Bank of America CEO Ken Lewis testified to the New York Attorney General that then-Treasury Secretary Henry Paulson and Federal Reserve Chairman Ben Bernanke pushed him to complete the Merrill deal after mounting losses at Merrill prompted Lewis to seek to end the purchase.
A few weeks ago Shelby asked Sen. Chris Dodd (D-Conn.), chairman of the Senate Banking Committee, to hold a hearing into the matter. Dodd’s office did not immediately respond as to whether that hearing will happen.
Other lawmakers have indicated interest in looking into the incident, and Cuomo sent Dodd and House Financial Services Chairman Barney Frank (D-Mass.) the findings of his investigation, urging further review.
Lewis’ testimony, given to Cuomo in February but released only recently, indicated that Paulson threatened to remove Lewis and Bank of America’s entire board if they backed out of the Merrill deal.
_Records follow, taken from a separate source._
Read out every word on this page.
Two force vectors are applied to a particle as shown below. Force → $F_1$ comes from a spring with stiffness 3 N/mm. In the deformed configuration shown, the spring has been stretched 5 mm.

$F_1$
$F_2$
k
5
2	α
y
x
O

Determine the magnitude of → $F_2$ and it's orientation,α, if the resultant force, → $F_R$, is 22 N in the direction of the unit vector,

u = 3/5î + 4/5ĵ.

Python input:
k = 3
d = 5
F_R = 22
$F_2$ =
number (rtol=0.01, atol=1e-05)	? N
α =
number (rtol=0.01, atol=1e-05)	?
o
Lewis also said he felt pressured to remain silent about Merrill’s worsening financial health.
Shelby said that Bernanke, joining Senate Republicans for their weekly caucus lunch, denied ordering Paulson to deliver that threat, as has been alleged. “But I think that doesn’t put it to rest,” Shelby said. “Something happened there, and we don’t know the facts. Perhaps we never will but we’re going to try to find out.”
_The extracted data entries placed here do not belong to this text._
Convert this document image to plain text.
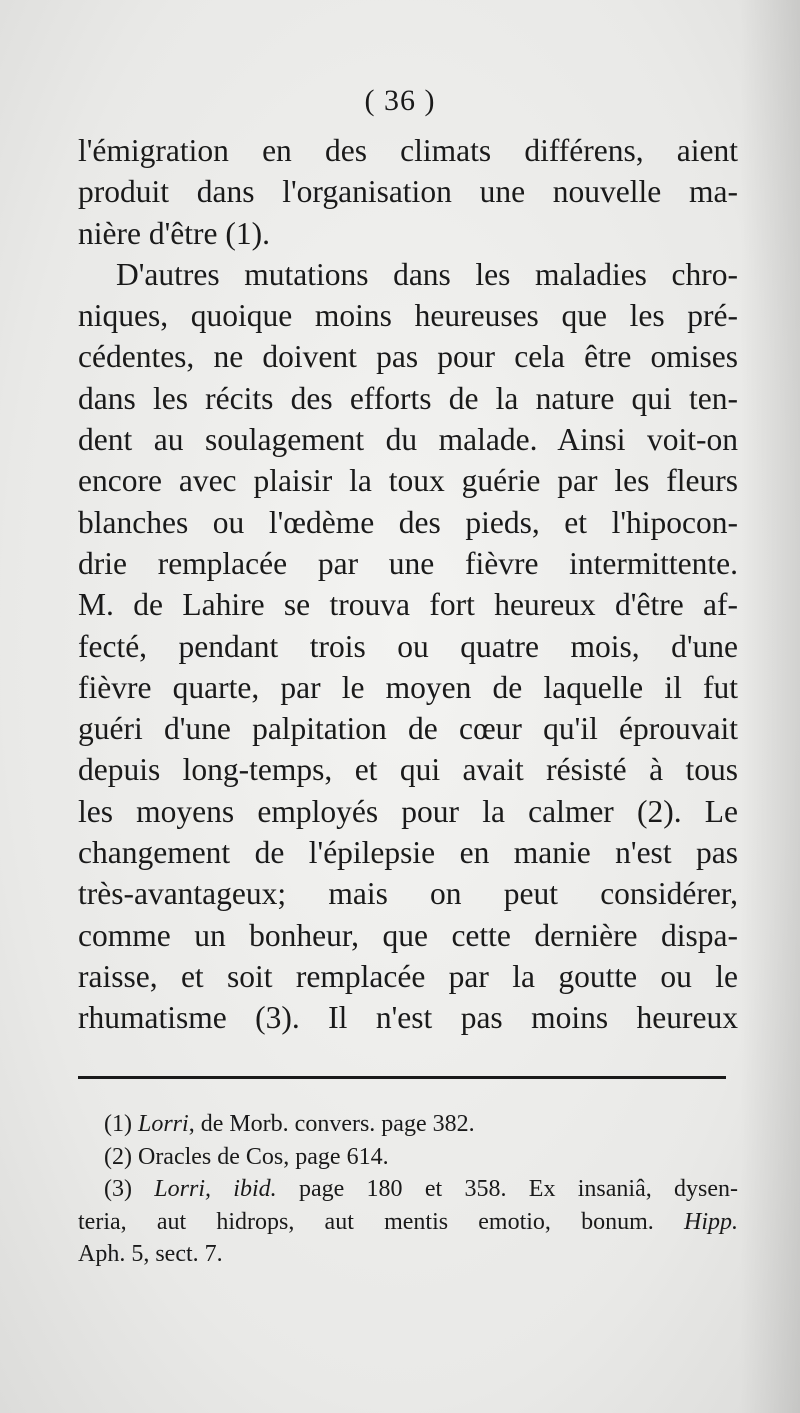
( 36 )
l'émigration en des climats différens, aient
produit dans l'organisation une nouvelle ma-
nière d'être (1).
D'autres mutations dans les maladies chro-
niques, quoique moins heureuses que les pré-
cédentes, ne doivent pas pour cela être omises
dans les récits des efforts de la nature qui ten-
dent au soulagement du malade. Ainsi voit-on
encore avec plaisir la toux guérie par les fleurs
blanches ou l'œdème des pieds, et l'hipocon-
drie remplacée par une fièvre intermittente.
M. de Lahire se trouva fort heureux d'être af-
fecté, pendant trois ou quatre mois, d'une
fièvre quarte, par le moyen de laquelle il fut
guéri d'une palpitation de cœur qu'il éprouvait
depuis long-temps, et qui avait résisté à tous
les moyens employés pour la calmer (2). Le
changement de l'épilepsie en manie n'est pas
très-avantageux; mais on peut considérer,
comme un bonheur, que cette dernière dispa-
raisse, et soit remplacée par la goutte ou le
rhumatisme (3). Il n'est pas moins heureux
(1) Lorri, de Morb. convers. page 382.
(2) Oracles de Cos, page 614.
(3) Lorri, ibid. page 180 et 358. Ex insaniâ, dysen-
teria, aut hidrops, aut mentis emotio, bonum. Hipp.
Aph. 5, sect. 7.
“In my judgment the secretary of the Treasury and the chairman of the Federal Reserve should never put pressure on someone, whether its Ken Lewis or anyone else, threaten them, express or implied that if you don’t do this we will fire you and the board ... especially when it can endanger the viability of that bank,” he said, referring to the financial pain Merrill’s big losses has brought to Bank of America.
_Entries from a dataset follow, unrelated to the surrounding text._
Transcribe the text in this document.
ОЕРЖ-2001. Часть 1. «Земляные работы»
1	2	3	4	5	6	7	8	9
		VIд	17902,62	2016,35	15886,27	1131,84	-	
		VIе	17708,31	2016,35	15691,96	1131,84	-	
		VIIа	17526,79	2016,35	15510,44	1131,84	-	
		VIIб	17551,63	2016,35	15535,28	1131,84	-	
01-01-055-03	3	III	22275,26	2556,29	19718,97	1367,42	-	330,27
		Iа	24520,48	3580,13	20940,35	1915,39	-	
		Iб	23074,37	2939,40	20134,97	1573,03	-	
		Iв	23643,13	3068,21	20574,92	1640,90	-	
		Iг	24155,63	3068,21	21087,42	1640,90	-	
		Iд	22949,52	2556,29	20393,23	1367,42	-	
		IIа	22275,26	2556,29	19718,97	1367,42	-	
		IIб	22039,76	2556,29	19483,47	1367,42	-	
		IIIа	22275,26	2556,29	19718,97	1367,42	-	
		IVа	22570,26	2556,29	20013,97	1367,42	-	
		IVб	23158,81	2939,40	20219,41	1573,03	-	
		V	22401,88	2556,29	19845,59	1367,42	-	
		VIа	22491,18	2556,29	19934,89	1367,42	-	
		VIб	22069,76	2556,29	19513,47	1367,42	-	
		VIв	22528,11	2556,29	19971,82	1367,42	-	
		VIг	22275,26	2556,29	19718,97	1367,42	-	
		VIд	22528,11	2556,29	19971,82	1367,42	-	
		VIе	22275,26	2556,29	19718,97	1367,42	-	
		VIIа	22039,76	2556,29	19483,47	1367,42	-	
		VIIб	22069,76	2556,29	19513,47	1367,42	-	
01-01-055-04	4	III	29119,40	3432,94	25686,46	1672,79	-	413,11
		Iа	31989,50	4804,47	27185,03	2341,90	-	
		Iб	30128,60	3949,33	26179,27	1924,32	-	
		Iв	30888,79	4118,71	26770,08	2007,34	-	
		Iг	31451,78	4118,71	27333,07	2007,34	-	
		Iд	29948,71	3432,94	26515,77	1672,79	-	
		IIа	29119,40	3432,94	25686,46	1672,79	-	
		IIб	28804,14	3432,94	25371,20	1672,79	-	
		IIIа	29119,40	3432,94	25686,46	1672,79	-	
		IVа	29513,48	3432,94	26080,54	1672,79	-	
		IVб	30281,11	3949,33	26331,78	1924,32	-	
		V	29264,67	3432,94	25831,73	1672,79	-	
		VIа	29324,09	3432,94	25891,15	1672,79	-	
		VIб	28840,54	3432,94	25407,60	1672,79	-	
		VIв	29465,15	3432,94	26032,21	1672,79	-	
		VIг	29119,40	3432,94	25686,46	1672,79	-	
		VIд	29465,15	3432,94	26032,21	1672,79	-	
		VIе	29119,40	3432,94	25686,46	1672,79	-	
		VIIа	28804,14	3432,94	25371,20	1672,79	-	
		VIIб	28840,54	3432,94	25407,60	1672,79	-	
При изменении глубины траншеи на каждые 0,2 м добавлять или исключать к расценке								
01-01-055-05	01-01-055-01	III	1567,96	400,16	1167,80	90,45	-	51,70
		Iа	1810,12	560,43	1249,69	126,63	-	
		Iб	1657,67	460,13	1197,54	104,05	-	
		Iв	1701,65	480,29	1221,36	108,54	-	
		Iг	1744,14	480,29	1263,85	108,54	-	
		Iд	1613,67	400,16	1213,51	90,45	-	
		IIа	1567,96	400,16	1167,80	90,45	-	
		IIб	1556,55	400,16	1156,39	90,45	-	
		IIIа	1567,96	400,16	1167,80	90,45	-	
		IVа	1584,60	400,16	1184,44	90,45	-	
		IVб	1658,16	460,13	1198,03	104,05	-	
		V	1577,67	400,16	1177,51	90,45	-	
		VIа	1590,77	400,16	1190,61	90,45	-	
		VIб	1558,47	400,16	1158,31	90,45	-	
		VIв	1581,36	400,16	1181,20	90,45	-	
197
But Shelby also pointed a finger at Lewis for keeping quiet. Lewis had a “legal and moral obligation to divulge that information not to his board but to [Bank of America] stockholders,” he said.
“I would have called a press conference.”
The issue also came up Tuesday during Bernanke’s testimony on the economy before the Joint Economic Committee. In response to questions about his role, Bernanke said that “I absolutely did not in any way ask Mr. Lewis to obscure any disclosures or to fail to report information that he should be reporting.”